Well, as with every small business, we’ve had our ups and downs – sometimes exacerbated by the fact that a family crisis (no matter how small) tends to affect every member of the business when you’re the same family! I’m not going to dwell on the negative, though... there isn’t a lot of that, and I’d much rather focus on the positive.

So, what happened in our world in 2013? Quite a lot, now I come to think of it! In no particular order:

  • We changed the legal status of our business – we activated Clearly Stated Limited on 1 November 2013. The company had existed since Clearly Stated started, back in 2004, but had been dormant as until recently the advantages of trading as a company were negated by the extra administrative burden.

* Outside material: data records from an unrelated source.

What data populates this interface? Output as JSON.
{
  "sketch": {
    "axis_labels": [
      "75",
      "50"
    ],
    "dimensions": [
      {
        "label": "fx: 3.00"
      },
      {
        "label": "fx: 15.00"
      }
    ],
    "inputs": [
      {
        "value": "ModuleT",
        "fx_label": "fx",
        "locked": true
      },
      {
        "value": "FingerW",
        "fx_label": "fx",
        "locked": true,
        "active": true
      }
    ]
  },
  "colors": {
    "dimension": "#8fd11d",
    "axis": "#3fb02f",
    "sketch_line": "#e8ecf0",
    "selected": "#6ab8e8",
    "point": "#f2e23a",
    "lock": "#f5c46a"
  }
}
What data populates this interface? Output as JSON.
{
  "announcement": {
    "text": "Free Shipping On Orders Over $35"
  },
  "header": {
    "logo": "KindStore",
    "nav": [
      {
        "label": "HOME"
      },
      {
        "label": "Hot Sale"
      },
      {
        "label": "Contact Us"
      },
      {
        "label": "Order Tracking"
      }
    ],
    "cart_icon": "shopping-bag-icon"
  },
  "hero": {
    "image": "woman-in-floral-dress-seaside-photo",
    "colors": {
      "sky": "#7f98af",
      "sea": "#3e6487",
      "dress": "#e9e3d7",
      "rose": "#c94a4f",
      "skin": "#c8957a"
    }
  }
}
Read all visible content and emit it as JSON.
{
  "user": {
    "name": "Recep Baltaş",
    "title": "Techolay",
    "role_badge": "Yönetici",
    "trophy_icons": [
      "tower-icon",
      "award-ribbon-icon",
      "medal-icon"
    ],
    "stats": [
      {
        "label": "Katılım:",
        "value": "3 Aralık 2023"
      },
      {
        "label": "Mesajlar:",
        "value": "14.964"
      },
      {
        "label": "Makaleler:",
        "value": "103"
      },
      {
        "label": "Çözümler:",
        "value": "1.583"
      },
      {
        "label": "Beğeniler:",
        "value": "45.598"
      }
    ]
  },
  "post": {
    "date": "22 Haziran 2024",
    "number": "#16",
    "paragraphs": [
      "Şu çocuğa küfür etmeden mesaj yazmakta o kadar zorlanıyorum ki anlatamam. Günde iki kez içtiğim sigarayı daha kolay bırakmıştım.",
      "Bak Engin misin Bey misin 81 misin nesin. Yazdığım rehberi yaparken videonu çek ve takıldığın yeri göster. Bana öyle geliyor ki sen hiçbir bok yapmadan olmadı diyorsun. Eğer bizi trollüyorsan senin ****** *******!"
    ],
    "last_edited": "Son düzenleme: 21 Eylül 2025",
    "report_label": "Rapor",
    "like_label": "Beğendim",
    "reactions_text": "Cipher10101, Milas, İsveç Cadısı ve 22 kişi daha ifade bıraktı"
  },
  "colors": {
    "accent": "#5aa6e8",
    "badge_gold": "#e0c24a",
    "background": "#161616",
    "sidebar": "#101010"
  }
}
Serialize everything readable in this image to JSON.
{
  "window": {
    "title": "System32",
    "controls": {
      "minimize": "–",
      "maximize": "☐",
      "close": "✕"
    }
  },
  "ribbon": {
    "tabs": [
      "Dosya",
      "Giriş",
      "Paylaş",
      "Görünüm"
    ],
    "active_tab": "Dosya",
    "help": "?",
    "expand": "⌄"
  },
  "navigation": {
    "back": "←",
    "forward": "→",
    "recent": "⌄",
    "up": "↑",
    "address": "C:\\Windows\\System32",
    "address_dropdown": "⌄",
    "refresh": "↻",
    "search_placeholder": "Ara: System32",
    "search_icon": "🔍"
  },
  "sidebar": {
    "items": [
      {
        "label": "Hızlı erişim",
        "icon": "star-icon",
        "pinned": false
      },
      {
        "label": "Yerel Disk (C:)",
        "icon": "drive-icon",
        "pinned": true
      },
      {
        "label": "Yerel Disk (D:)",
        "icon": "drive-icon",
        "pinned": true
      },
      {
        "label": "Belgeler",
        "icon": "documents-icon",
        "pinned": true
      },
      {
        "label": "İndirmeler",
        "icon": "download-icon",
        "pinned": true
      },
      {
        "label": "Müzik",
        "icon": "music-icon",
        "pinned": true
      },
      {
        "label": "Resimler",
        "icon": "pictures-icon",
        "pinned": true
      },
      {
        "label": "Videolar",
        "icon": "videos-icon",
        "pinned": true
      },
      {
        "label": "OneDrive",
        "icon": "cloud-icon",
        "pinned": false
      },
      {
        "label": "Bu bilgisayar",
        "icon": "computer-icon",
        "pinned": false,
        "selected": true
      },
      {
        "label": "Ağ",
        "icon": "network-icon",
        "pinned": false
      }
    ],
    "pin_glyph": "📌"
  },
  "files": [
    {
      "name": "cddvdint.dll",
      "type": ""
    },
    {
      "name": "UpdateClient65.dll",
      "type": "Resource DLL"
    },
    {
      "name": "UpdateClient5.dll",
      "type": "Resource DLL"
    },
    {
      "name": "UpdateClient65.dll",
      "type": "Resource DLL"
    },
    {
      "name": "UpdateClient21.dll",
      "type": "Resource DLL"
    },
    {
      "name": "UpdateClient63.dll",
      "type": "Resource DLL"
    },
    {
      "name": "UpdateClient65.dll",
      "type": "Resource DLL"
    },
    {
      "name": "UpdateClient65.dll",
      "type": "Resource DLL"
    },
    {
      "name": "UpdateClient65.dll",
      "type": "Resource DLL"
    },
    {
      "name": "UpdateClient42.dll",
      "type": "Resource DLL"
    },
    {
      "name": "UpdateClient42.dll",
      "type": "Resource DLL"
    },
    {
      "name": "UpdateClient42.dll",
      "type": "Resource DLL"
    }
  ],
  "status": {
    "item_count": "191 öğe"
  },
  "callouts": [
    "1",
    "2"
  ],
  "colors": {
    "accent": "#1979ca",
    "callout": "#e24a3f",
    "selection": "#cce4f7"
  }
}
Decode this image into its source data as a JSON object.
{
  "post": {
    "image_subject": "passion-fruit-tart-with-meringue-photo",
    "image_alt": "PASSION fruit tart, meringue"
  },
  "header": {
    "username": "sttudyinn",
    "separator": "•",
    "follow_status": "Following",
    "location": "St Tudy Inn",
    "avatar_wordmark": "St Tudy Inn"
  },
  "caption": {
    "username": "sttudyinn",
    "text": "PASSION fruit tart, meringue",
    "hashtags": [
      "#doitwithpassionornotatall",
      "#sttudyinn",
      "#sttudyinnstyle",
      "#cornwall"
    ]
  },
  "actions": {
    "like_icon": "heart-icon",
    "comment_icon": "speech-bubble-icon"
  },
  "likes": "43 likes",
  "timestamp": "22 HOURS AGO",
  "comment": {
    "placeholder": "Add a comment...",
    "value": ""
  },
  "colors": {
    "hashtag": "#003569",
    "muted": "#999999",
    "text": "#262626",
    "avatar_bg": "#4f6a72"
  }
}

Now, however, we are beginning to spread our wings a little, and the change in status fits with where we see ourselves going in the future.
  • We presented at TCUK 2013 – both Andrew and I delivered sessions at our professional body’s annual conference, and both were well received.
  • We delivered more writing skills training courses – both to local authorities and at a university.
  • I dusted off my clinical knowledge to work on a health-related application.
  • We received a SaBRE Certificate which acknowledges Clearly Stated's support of Andrew's reserve service.
  • I developed a CPD framework for the ISTC.
  • Andrew passed his first module on the Graduate Certificate in Technical Writing with the University of Limerick.

All things considered, that’s a pretty good year. 2014 is already shaping up quite nicely. We’ve made contact with a few people we’re looking forward to working with and are already planning conference attendance and milestones for the next phase of our development.